Hi I'm just wondering what settings people are using with the evergrow LED lights. i have the 32" it2080 full spec and have it mounted with the mounting arms it came with which puts it 6 1/2" above water.


----------



## george (Apr 11, 2009)

I have the same unit. I hooked it from the ceiling. It sits about 7" about the water however it is complemented by a 36" reefbrite 50/50 strip. I have them both over a 48" tank.


----------



## garwood (Oct 27, 2012)

what do you max out at and for how long. they seem pretty strong


----------



## koopie (Feb 9, 2014)

*re evergrows*

Hi, I have 2-24" ones on my 48" tank, and 8" off the top. I run mine on custom they slowly ramp up to 100% at about 1 to 5pm then they slowly come down. My corals have no problem at 100%. I just love the light.


----------



## garwood (Oct 27, 2012)

koopie said:


> Hi, I have 2-24" ones on my 48" tank, and 8" off the top. I run mine on custom they slowly ramp up to 100% at about 1 to 5pm then they slowly come down. My corals have no problem at 100%. I just love the light.
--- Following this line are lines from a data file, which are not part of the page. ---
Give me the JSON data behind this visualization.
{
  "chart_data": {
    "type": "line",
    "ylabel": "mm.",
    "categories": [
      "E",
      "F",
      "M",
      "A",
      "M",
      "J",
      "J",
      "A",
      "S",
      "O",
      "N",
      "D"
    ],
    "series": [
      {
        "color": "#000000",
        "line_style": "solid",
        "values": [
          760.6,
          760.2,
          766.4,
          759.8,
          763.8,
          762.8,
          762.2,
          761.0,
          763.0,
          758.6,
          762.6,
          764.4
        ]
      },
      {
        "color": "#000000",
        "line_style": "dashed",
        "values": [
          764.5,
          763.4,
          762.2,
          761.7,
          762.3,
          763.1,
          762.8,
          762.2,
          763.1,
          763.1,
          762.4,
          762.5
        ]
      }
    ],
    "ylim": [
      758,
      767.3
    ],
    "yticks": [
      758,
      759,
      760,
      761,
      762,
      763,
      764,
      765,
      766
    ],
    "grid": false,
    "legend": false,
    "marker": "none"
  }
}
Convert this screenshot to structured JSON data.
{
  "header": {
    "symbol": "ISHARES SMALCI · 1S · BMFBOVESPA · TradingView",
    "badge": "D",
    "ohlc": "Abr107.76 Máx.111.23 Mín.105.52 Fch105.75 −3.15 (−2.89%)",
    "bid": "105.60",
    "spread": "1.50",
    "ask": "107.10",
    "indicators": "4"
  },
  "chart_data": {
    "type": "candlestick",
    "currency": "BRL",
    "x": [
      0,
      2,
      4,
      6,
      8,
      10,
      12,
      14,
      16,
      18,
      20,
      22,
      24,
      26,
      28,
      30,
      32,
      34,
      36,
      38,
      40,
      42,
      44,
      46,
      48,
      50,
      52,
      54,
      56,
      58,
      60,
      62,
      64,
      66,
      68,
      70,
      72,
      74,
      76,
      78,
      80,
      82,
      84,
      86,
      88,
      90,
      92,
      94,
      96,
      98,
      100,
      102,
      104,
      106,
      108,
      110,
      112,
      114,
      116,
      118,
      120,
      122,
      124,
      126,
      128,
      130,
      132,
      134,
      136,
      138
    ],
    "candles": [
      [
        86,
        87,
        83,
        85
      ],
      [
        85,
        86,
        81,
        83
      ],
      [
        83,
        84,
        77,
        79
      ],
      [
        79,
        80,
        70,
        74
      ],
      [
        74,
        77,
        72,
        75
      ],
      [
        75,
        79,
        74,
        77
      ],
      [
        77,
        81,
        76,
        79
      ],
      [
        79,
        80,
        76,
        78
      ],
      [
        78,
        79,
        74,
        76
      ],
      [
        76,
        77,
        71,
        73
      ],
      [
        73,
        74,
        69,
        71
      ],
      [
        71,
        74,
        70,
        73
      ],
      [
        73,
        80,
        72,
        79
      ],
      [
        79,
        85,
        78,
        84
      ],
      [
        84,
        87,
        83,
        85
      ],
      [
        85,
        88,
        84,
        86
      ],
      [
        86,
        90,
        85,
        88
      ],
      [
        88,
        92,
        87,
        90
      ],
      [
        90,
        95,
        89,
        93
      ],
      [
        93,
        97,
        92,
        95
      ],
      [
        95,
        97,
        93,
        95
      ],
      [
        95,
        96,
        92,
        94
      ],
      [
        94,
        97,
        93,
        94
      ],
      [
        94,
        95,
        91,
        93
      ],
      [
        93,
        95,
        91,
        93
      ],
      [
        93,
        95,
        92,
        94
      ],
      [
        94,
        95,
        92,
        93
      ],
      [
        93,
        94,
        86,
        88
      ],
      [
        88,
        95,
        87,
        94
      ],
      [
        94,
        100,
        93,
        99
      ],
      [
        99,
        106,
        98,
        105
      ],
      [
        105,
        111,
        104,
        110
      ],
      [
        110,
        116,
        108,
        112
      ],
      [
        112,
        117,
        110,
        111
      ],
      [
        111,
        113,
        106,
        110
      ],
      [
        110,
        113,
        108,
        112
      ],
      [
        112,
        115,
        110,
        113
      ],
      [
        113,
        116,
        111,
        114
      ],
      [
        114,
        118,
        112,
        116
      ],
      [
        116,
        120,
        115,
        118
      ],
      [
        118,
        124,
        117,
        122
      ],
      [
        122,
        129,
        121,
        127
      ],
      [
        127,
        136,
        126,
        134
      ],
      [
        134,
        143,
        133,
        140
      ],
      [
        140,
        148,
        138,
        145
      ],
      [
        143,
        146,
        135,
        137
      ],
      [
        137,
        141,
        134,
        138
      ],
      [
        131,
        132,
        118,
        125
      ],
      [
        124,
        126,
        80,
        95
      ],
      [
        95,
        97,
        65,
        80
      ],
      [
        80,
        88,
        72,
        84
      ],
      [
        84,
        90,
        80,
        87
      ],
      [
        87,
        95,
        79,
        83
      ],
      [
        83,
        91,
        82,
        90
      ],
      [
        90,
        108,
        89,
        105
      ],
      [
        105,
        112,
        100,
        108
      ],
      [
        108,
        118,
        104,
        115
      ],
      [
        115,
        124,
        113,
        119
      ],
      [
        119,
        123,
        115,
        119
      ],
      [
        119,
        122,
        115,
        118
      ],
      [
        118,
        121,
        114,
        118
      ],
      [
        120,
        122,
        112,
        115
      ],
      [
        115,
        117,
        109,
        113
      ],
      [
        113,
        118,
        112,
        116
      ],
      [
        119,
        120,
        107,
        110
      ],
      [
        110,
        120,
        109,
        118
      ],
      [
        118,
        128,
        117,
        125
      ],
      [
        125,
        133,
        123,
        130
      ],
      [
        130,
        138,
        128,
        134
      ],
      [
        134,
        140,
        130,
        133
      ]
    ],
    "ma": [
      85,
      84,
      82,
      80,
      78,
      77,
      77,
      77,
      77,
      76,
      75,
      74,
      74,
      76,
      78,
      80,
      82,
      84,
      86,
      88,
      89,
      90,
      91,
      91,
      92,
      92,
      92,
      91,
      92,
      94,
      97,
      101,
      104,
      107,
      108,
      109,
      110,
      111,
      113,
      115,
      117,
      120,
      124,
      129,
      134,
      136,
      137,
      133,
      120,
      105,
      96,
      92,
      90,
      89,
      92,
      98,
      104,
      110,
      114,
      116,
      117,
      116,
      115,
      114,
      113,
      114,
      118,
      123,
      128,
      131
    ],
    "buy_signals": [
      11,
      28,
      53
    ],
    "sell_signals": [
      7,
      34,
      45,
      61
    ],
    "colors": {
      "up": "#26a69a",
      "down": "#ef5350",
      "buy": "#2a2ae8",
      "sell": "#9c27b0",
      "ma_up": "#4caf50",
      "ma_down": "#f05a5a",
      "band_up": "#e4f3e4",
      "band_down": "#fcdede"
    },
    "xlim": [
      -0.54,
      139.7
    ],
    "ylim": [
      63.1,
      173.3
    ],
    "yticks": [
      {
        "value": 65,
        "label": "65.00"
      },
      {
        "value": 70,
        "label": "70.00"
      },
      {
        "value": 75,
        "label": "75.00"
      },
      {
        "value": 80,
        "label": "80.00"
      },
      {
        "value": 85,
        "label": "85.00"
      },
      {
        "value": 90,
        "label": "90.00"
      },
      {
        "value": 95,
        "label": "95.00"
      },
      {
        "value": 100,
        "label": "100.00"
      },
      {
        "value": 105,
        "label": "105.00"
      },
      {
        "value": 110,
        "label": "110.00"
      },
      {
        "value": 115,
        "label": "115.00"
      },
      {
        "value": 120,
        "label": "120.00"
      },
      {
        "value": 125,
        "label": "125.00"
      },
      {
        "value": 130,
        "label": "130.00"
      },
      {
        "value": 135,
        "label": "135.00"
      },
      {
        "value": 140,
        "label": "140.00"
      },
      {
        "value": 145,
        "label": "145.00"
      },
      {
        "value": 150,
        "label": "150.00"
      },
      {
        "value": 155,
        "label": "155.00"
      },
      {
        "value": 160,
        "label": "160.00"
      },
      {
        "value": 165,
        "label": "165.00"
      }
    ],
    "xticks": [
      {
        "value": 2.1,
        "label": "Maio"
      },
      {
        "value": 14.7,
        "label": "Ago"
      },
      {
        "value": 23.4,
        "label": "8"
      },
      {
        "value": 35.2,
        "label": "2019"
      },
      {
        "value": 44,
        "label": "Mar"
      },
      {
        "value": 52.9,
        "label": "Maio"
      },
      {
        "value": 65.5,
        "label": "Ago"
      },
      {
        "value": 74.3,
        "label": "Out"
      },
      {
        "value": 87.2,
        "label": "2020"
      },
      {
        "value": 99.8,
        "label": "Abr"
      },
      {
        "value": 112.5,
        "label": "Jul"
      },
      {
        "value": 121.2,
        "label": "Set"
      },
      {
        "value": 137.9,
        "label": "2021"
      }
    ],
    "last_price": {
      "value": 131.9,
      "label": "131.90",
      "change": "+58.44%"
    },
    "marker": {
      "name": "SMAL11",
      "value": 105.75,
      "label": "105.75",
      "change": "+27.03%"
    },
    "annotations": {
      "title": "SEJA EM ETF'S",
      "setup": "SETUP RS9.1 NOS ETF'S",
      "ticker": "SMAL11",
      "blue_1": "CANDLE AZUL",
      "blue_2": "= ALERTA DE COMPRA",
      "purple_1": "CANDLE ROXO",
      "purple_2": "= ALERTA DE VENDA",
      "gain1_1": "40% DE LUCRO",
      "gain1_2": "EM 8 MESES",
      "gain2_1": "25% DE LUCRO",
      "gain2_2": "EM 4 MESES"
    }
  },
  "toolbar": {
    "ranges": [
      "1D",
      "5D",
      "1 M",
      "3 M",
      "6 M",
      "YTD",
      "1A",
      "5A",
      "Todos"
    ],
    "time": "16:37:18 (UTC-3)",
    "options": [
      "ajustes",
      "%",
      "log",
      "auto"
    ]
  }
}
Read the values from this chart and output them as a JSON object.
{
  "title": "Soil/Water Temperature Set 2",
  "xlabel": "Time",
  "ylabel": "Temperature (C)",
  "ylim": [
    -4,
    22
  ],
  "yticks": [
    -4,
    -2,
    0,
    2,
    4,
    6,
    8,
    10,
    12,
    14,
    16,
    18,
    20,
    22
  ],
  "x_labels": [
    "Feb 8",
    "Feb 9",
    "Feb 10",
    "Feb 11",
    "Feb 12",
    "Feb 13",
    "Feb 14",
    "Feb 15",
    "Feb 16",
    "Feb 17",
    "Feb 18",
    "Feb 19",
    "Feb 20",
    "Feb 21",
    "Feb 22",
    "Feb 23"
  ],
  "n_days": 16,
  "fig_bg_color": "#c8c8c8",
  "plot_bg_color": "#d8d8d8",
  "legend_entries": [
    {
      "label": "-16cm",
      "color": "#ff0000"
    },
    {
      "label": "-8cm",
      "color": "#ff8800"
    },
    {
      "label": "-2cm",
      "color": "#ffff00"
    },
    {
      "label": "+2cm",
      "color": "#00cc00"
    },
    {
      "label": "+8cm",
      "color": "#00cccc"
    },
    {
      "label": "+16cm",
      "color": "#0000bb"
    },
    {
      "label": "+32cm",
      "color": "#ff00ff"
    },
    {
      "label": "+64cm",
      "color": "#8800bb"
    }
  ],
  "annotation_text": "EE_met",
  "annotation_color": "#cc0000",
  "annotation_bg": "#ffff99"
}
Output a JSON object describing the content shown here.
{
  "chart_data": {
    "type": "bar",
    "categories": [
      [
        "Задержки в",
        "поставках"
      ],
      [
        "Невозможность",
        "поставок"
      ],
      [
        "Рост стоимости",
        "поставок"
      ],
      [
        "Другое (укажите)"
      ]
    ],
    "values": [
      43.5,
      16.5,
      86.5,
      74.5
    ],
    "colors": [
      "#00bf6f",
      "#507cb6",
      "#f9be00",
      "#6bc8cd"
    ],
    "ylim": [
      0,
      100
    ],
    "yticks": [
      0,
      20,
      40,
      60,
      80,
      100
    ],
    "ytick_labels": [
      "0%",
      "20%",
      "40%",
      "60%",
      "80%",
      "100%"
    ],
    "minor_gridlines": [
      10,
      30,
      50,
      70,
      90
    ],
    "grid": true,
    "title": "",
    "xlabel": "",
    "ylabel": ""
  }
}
wow 100% ..... im maxxing out at 40b 15w right now and goin up 5% a week. only got a few zoas and 1 poor rescue hammer(= almost free hammer) right now


----------



## Octavian (Sep 30, 2009)

garwood said:


> Hi I'm just wondering what settings people are using with the evergrow LED lights. i have the 32" it2080 full spec and have it mounted with the mounting arms it came with which puts it 6 1/2" above water.


Where did you purchase yours?


----------



## garwood (Oct 27, 2012)

reefsupliescanada


----------



## Ryan_facc (Apr 26, 2016)

How high do you have them from the surface. I have 1x It5040, on 20g and I did some bleaching. (Might have cooked some xenia). I have lowered to maxout at about 50 on the whites and 60 on colors. I would really like to know what people are running the it50's at and am curious about the UV channel 6, i have heard of people keeping the Violet low under 20 but i like it at around 80 on this unit for the colour. I have 2 of the it5080's on a frag build i am doing but haven't added salt water yet, still playing around. I have an extra it5060 that is still in box that is up for grabs.


----------